The following day it was announced that Government restrictions were changing – groups of no more than 6 people were to be together, either inside or outside. I relaxed slightly, assuming that parkrun’s statement would be retracted. Only it wasn’t. It was then clarified that this new limit didn’t apply to parkrun – that parkrun would be allowed to go ahead.
And that’s when I began to get abuse. How was I allowed to start up parkrun again when groups of friends were no longer allowed to meet up together for a run? Obviously not my decision, but people were clearly feeling frustrated and angry about their time being directed for them by the Government once again. I went to bed on Thursday evening feeling very sad and unhappy over the amount of angry messages I had received, simply because I volunteer my time as Co-Event Director at a parkrun event.

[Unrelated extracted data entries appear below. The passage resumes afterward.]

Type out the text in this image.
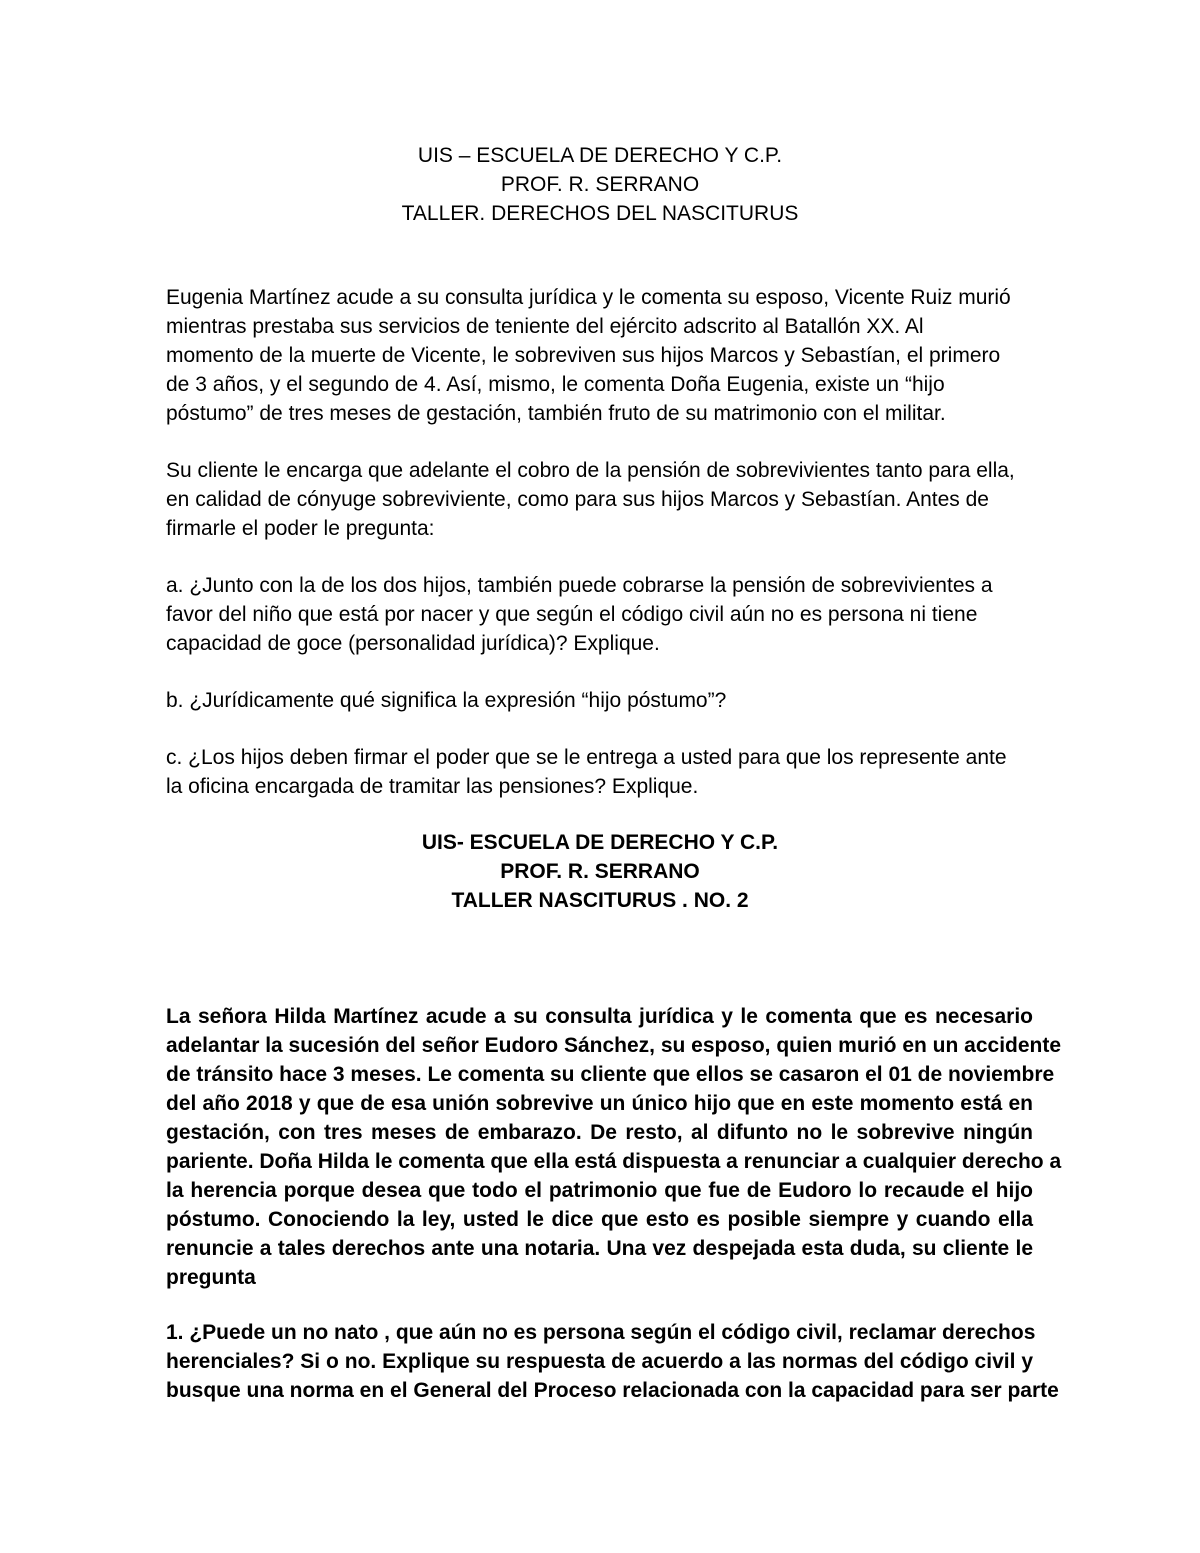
UIS – ESCUELA DE DERECHO Y C.P.
PROF. R. SERRANO
TALLER. DERECHOS DEL NASCITURUS
Eugenia Martínez acude a su consulta jurídica y le comenta su esposo, Vicente Ruiz murió
mientras prestaba sus servicios de teniente del ejército adscrito al Batallón XX. Al
momento de la muerte de Vicente, le sobreviven sus hijos Marcos y Sebastían, el primero
de 3 años, y el segundo de 4. Así, mismo, le comenta Doña Eugenia, existe un “hijo
póstumo” de tres meses de gestación, también fruto de su matrimonio con el militar.
Su cliente le encarga que adelante el cobro de la pensión de sobrevivientes tanto para ella,
en calidad de cónyuge sobreviviente, como para sus hijos Marcos y Sebastían. Antes de
firmarle el poder le pregunta:
a. ¿Junto con la de los dos hijos, también puede cobrarse la pensión de sobrevivientes a
favor del niño que está por nacer y que según el código civil aún no es persona ni tiene
capacidad de goce (personalidad jurídica)? Explique.
b. ¿Jurídicamente qué significa la expresión “hijo póstumo”?
c. ¿Los hijos deben firmar el poder que se le entrega a usted para que los represente ante
la oficina encargada de tramitar las pensiones? Explique.
UIS- ESCUELA DE DERECHO Y C.P.
PROF. R. SERRANO
TALLER NASCITURUS . NO. 2
La señora Hilda Martínez acude a su consulta jurídica y le comenta que es necesario
adelantar la sucesión del señor Eudoro Sánchez, su esposo, quien murió en un accidente
de tránsito hace 3 meses. Le comenta su cliente que ellos se casaron el 01 de noviembre
del año 2018 y que de esa unión sobrevive un único hijo que en este momento está en
gestación, con tres meses de embarazo. De resto, al difunto no le sobrevive ningún
pariente. Doña Hilda le comenta que ella está dispuesta a renunciar a cualquier derecho a
la herencia porque desea que todo el patrimonio que fue de Eudoro lo recaude el hijo
póstumo. Conociendo la ley, usted le dice que esto es posible siempre y cuando ella
renuncie a tales derechos ante una notaria. Una vez despejada esta duda, su cliente le
pregunta
1. ¿Puede un no nato , que aún no es persona según el código civil, reclamar derechos
herenciales? Si o no. Explique su respuesta de acuerdo a las normas del código civil y
busque una norma en el General del Proceso relacionada con la capacidad para ser parte
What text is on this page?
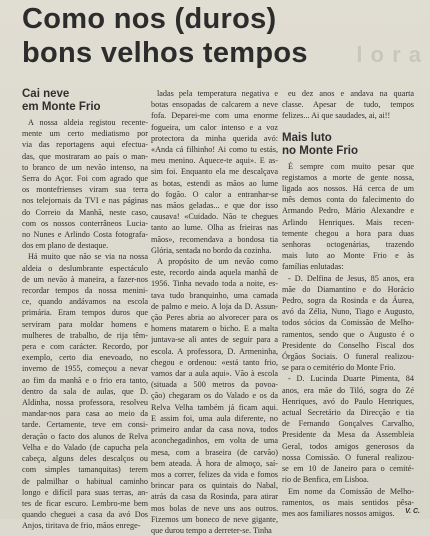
l o r a
Como nos (duros)
bons velhos tempos
Cai neve
em Monte Frio
A nossa aldeia registou recente-
mente um certo mediatismo por
via das reportagens aqui efectua-
das, que mostraram ao país o man-
to branco de um nevão intenso, na
Serra do Açor. Foi com agrado que
os montefrienses viram sua terra
nos telejornais da TVI e nas páginas
do Correio da Manhã, neste caso,
com os nossos conterrâneos Lucia-
no Nunes e Arlindo Costa fotografa-
dos em plano de destaque.
Há muito que não se via na nossa
aldeia o deslumbrante espectáculo
de um nevão à maneira, a fazer-nos
recordar tempos da nossa menini-
ce, quando andávamos na escola
primária. Eram tempos duros que
serviram para moldar homens e
mulheres de trabalho, de rija têm-
pera e com carácter. Recordo, por
exemplo, certo dia enevoado, no
inverno de 1955, começou a nevar
ao fim da manhã e o frio era tanto,
dentro da sala de aulas, que D.
Aldinha, nossa professora, resolveu
mandar-nos para casa ao meio da
tarde. Certamente, teve em consi-
deração o facto dos alunos de Relva
Velha e do Valado (de capucha pela
cabeça, alguns deles descalços ou
com simples tamanquitas) terem
de palmilhar o habitual caminho
longo e difícil para suas terras, an-
tes de ficar escuro. Lembro-me bem
quando cheguei a casa da avó Dos
Anjos, tiritava de frio, mãos enrege-
ladas pela temperatura negativa e
botas ensopadas de calcarem a neve
fofa. Deparei-me com uma enorme
fogueira, um calor intenso e a voz
protectora da minha querida avó:
«Anda cá filhinho! Ai como tu estás,
meu menino. Aquece-te aqui». E as-
sim foi. Enquanto ela me descalçava
as botas, estendi as mãos ao lume
do fogão. O calor a entranhar-se
nas mãos geladas... e que dor isso
causava! «Cuidado. Não te chegues
tanto ao lume. Olha as frieiras nas
mãos», recomendava a bondosa tia
Glória, sentada no bordo da cozinha.
A propósito de um nevão como
este, recordo ainda aquela manhã de
1956. Tinha nevado toda a noite, es-
tava tudo branquinho, uma camada
de palmo e meio. A loja da D. Assun-
ção Peres abria ao alvorecer para os
homens matarem o bicho. E a malta
juntava-se ali antes de seguir para a
escola. A professora, D. Armeninha,
chegou e ordenou: «está tanto frio,
vamos dar a aula aqui». Vão à escola
(situada a 500 metros da povoa-
ção) chegaram os do Valado e os da
Relva Velha também já ficam aqui.
E assim foi, uma aula diferente, no
primeiro andar da casa nova, todos
aconchegadinhos, em volta de uma
mesa, com a braseira (de carvão)
bem ateada. À hora de almoço, saí-
mos a correr, felizes da vida e fomos
brincar para os quintais do Nabal,
atrás da casa da Rosinda, para atirar
mos bolas de neve uns aos outros.
Fizemos um boneco de neve gigante,
que durou tempo a derreter-se. Tinha
eu dez anos e andava na quarta
classe. Apesar de tudo, tempos
felizes... Ai que saudades, ai, ai!!
Mais luto
no Monte Frio
É sempre com muito pesar que
registamos a morte de gente nossa,
ligada aos nossos. Há cerca de um
mês demos conta do falecimento do
Armando Pedro, Mário Alexandre e
Arlindo Henriques. Mais recen-
temente chegou a hora para duas
senhoras octogenárias, trazendo
mais luto ao Monte Frio e às
famílias enlutadas:
- D. Delfina de Jesus, 85 anos, era
mãe do Diamantino e do Horácio
Pedro, sogra da Rosinda e da Áurea,
avó da Zélia, Nuno, Tiago e Augusto,
todos sócios da Comissão de Melho-
ramentos, sendo que o Augusto é o
Presidente do Conselho Fiscal dos
Órgãos Sociais. O funeral realizou-
se para o cemitério do Monte Frio.
- D. Lucinda Duarte Pimenta, 84
anos, era mãe do Tiló, sogra do Zé
Henriques, avó do Paulo Henriques,
actual Secretário da Direcção e tia
de Fernando Gonçalves Carvalho,
Presidente da Mesa da Assembleia
Geral, todos amigos generosos da
nossa Comissão. O funeral realizou-
se em 10 de Janeiro para o cemité-
rio de Benfica, em Lisboa.
Em nome da Comissão de Melho-
ramentos, os mais sentidos pêsa-
mes aos familiares nossos amigos.	V. C.
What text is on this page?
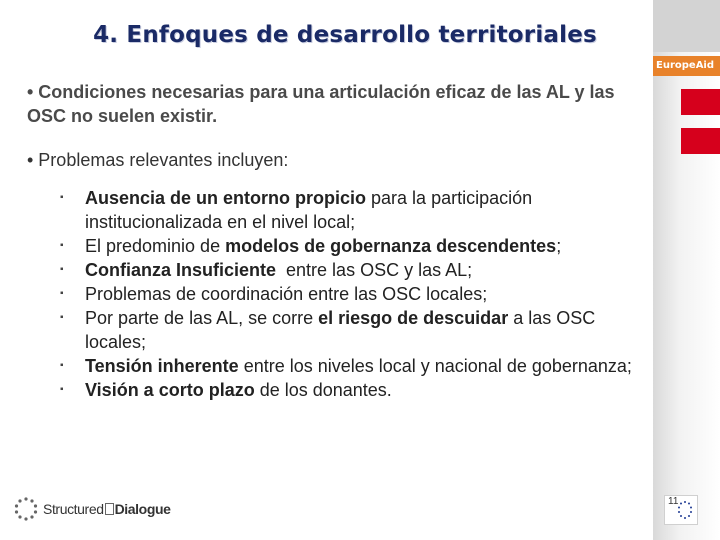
EuropeAid
4. Enfoques de desarrollo territoriales

• Condiciones necesarias para una articulación eficaz de las AL y las OSC no suelen existir.

• Problemas relevantes incluyen:

▪ Ausencia de un entorno propicio para la participación institucionalizada en el nivel local;
▪ El predominio de modelos de gobernanza descendentes;
▪ Confianza Insuficiente  entre las OSC y las AL;
▪ Problemas de coordinación entre las OSC locales;
▪ Por parte de las AL, se corre el riesgo de descuidar a las OSC locales;
▪ Tensión inherente entre los niveles local y nacional de gobernanza;
▪ Visión a corto plazo de los donantes.
Structured Dialogue	11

Luckily(?!) on Friday, the situation was eased for us when Public Health Northamptonshire issued a statement to all parkrun EDs in the county saying that they would not be sanctioning the return of parkrun at the end of October. I felt like an enormous weight had been lifted from my shoulders! I would absolutely love to see parkrun return, but when it is safe to do so. I feel that setting a date 5 weeks away with the current rise in cases, and with children returning to school was reckless. As much as I would have loved to have run a parkrun on my birthday at the end of October and for Oscar to start joining in once he turns four in a few weeks time, I believe that we shouldn’t be looking at a return until at least 2021 now, however sad that may be.
Do you intend to run/volunteer at parkrun next month? How do you feel about parkrun returning at this point?
Have you tried a run/walk technique during a race before? How did it go?